Commentary on Political Economy

Wednesday 5 January 2022

 Xi swings the axe in locked-down city

A resident undergoes a nucleic acid test for Covid-19 in Xi’an in China's northern Shaanxi province on Tuesday. Picture: AFP

A resident undergoes a nucleic acid test for Covid-19 in Xi’an in China's northern Shaanxi province on Tuesday.

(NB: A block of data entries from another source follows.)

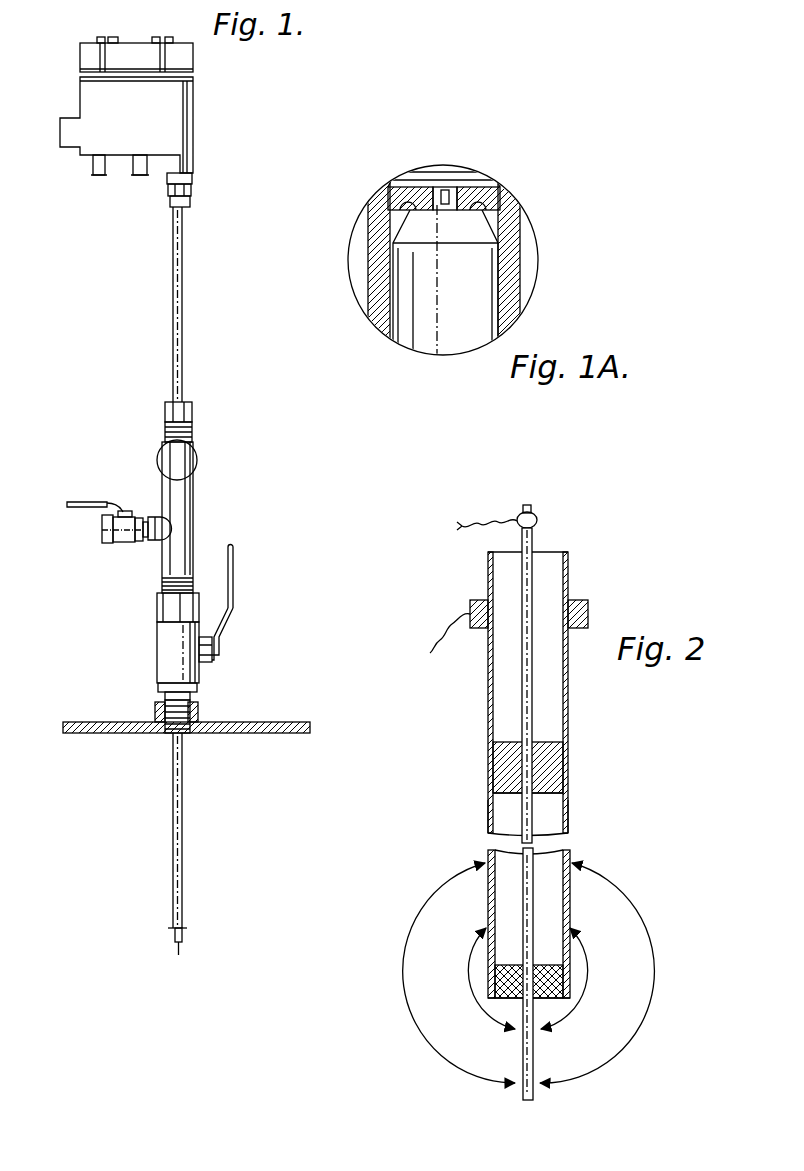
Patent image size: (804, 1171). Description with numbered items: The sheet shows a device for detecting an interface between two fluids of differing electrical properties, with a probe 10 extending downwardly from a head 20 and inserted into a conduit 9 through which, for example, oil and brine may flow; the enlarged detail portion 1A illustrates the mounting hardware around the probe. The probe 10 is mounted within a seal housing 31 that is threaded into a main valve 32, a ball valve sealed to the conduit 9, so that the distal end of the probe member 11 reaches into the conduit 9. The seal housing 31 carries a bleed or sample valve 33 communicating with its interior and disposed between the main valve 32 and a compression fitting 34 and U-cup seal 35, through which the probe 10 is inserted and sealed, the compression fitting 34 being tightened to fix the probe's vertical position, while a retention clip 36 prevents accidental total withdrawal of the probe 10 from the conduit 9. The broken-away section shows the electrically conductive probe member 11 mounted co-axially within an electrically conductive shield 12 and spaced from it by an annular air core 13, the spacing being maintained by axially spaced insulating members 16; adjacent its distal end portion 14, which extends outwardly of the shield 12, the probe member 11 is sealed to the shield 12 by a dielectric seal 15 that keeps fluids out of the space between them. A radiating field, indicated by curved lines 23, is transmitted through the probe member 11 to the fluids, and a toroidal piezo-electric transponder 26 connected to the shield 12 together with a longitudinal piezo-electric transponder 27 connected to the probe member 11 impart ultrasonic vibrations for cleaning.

In FIG. 1, the conduit 9 is at (258, 722).
In FIG. 1, the probe 10 is at (200, 325).
In FIG. 2, the probe 10 is at (589, 829).
In FIG. 1, the probe member 11 is at (183, 938).
In FIG. 2, the probe member 11 is at (530, 816).
In FIG. 2, the shield 12 is at (487, 821).
In FIG. 2, the annular air core 13 is at (503, 808).
In FIG. 2, the distal end portion 14 is at (525, 1058).
In FIG. 2, the dielectric seal 15 is at (552, 982).
In FIG. 2, the insulating members 16 is at (556, 763).
In FIG. 1, the head 20 is at (180, 115).
In FIG. 2, the curved lines 23 is at (470, 992).
In FIG. 2, the toroidal piezo-electric transponder 26 is at (586, 600).
In FIG. 2, the longitudinal piezo-electric transponder 27 is at (486, 522).
In FIG. 1, the seal housing 31 is at (167, 562).
In FIG. 1, the main valve 32 is at (167, 655).
In FIG. 1, the bleed or sample valve 33 is at (118, 543).
In FIG. 1, the compression fitting 34 is at (166, 426).
In FIG. 1A, the U-cup seal 35 is at (472, 302).
In FIG. 1, the retention clip 36 is at (163, 932).
In FIG. 1, the detail portion 1A is at (198, 458).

Picture: AFP

The ferocity of China’s “People’s War” on Covid has risen to levels not seen since the catastrophe in Wuhan as officials battle to contain a coronavirus outbreak less than a month before the Beijing Winter Olympics.

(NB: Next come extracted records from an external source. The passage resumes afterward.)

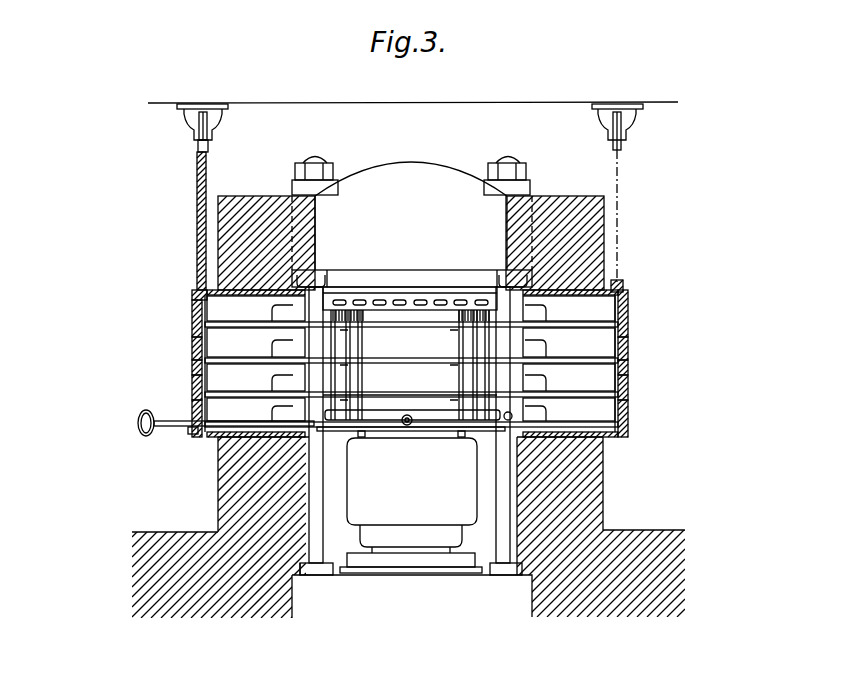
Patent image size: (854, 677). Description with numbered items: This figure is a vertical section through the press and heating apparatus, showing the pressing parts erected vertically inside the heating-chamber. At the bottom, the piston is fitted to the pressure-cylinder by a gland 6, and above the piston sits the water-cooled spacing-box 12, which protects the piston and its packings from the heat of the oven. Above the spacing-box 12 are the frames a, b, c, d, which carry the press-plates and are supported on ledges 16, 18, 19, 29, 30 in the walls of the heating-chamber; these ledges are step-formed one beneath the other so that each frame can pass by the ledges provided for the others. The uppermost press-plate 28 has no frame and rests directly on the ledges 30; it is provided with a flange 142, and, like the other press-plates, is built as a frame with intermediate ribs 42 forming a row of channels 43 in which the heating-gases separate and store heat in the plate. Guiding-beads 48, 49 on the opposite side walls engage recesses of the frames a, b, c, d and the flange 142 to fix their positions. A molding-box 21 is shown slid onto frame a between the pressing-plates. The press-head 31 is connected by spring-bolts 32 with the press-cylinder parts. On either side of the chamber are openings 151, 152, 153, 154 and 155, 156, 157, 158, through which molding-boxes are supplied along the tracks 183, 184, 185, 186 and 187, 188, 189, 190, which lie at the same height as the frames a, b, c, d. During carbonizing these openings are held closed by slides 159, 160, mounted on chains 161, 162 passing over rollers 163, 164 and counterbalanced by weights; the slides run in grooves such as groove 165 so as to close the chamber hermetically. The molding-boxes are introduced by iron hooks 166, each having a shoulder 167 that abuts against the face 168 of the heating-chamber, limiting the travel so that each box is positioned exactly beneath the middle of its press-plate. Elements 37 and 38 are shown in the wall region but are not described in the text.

The roller 163 is at (195, 128).
The chain 161 is at (200, 152).
The slide 159 is at (198, 238).
The roller 164 is at (630, 128).
The chain 162 is at (622, 162).
The slide 160 is at (621, 282).
The press-head 31 is at (411, 224).
The uppermost press-plate 28 is at (409, 298).
The flange 142 is at (361, 292).
The intermediate rib 42 is at (451, 298).
The channel 43 is at (484, 300).
The opening 154 is at (200, 300).
The groove 165 is at (197, 322).
The opening 153 is at (196, 348).
The wall section 37 is at (198, 364).
The opening 152 is at (196, 388).
The opening 151 is at (197, 413).
The iron hook 166 is at (145, 437).
The shoulder 167 is at (190, 436).
The face of the heating-chamber 168 is at (210, 440).
The track 186 is at (229, 323).
The track 185 is at (229, 359).
The track 184 is at (229, 393).
The track 183 is at (229, 424).
The track 190 is at (597, 322).
The track 189 is at (597, 358).
The track 188 is at (597, 392).
The track 187 is at (597, 424).
The ledge 30 is at (328, 298).
The ledge 29 is at (335, 333).
The ledge 19 is at (338, 368).
The ledge 18 is at (340, 402).
The opening 158 is at (626, 309).
The opening 157 is at (626, 343).
The wall section 38 is at (637, 366).
The opening 156 is at (627, 387).
The opening 155 is at (627, 418).
The frame d is at (388, 335).
The frame c is at (417, 344).
The guiding-bead 48 is at (470, 336).
The guiding-bead 49 is at (352, 375).
The frame b is at (426, 390).
The molding-box 21 is at (436, 417).
The frame a is at (407, 432).
The ledge 16 is at (362, 438).
The spacing-box 12 is at (412, 495).
The spring-bolt 32 is at (320, 535).
The gland 6 is at (372, 568).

Only three months after Beijing lauded the former capital Xi’an as a gold-standard practitioner of China’s “Covid zero” strategy, Chinese Communist Party officials in the city are being sacked by the dozen for failing to stop an outbreak that is tiny by international standards.


More than 13 million people in Xi’an, home of the terracotta warriors in China’s northwest, are now a fortnight into a lockdown that is strict even by Chinese standards.


It has precipitated a rare outbreak of complaints about China’s “Covid zero” policy that President Xi Jinping has said demonstrates the superiority of the country’s system of government.


Investigative journalist Jiang Xue, who is in Xi’an, has been publishing a widely circulated diary on the lockdown.


She questioned the requests by government officials for residents to be “willing to make any sacrifice”, a criticism expressed online by many Xi’an residents.


“This line is true enough, but each average person needs to think, are we the ‘we’ here, or are we the ‘sacrifice?’” she wrote.


Officials in Xi’an reported just under 100 cases on Tuesday in a city with a population about the size of Sydney, Melbourne and Brisbane combined.


The 1.2 million residents of the town of Yuzhou – east of Xi’an — were also put into a strict lockdown on Monday, after officials declared they had found three ­asymptomatic cases in the Adelaide-sized city.


Much of the port city of Ningbo, which has a population of nine million, has also been put into what state media has called a “hardcore quarantine” to stamp out another small outbreak in the world’s most populous country.


Eliminating the cluster of the current Delta variant has challenged China’s established method of repeated citywide testing and targeted quarantine restrictions.


Stay-at-home restrictions in Xi’an that allow citizens to leave their homes only to receive mandated Covid tests were imposed on December 22.


Days later, more than two dozen Communist Party officials were sacked for “insufficient rigour in preventing and controlling the outbreak” amid widespread complaints by the city’s residents.


A party official in charge of a faltering IT system that is supposed to record citizens’ Covid tests was sacked on Wednesday, following the dismissal of two of the city’s most senior cadres earlier this week.


Many residents in Xi’an have expressed anger about food shortages, as they have become entirely dependent on packages delivered by local officials.


A video went viral on social media showing a man being attacked by police after leaving his apartment to buy steamed buns.


There have also been reports of people with illnesses other than Covid being unable to get medical treatment.


A man reportedly died after being unable to receive care after a heart attack and a pregnant woman was unable to get to a hospital for delivery.


In an effort to more quickly meet Beijing’s zero-case benchmark, local authorities have set up more than 300 quarantine centres just beyond the city’s borders.


“My biggest fear is not lack of food but being dragged to some unknown quarantine centres because one neighbour in the same building tested positive,” one resident posted on a Chinese social media site.


Many Chinese social media users have shared patriotic messages and clips, praising the city’s health volunteers.


In one widely spread video clip, a volunteer health worker dressed in full PPE equipment plays “My people, my country” as residents cheer from nearby buildings.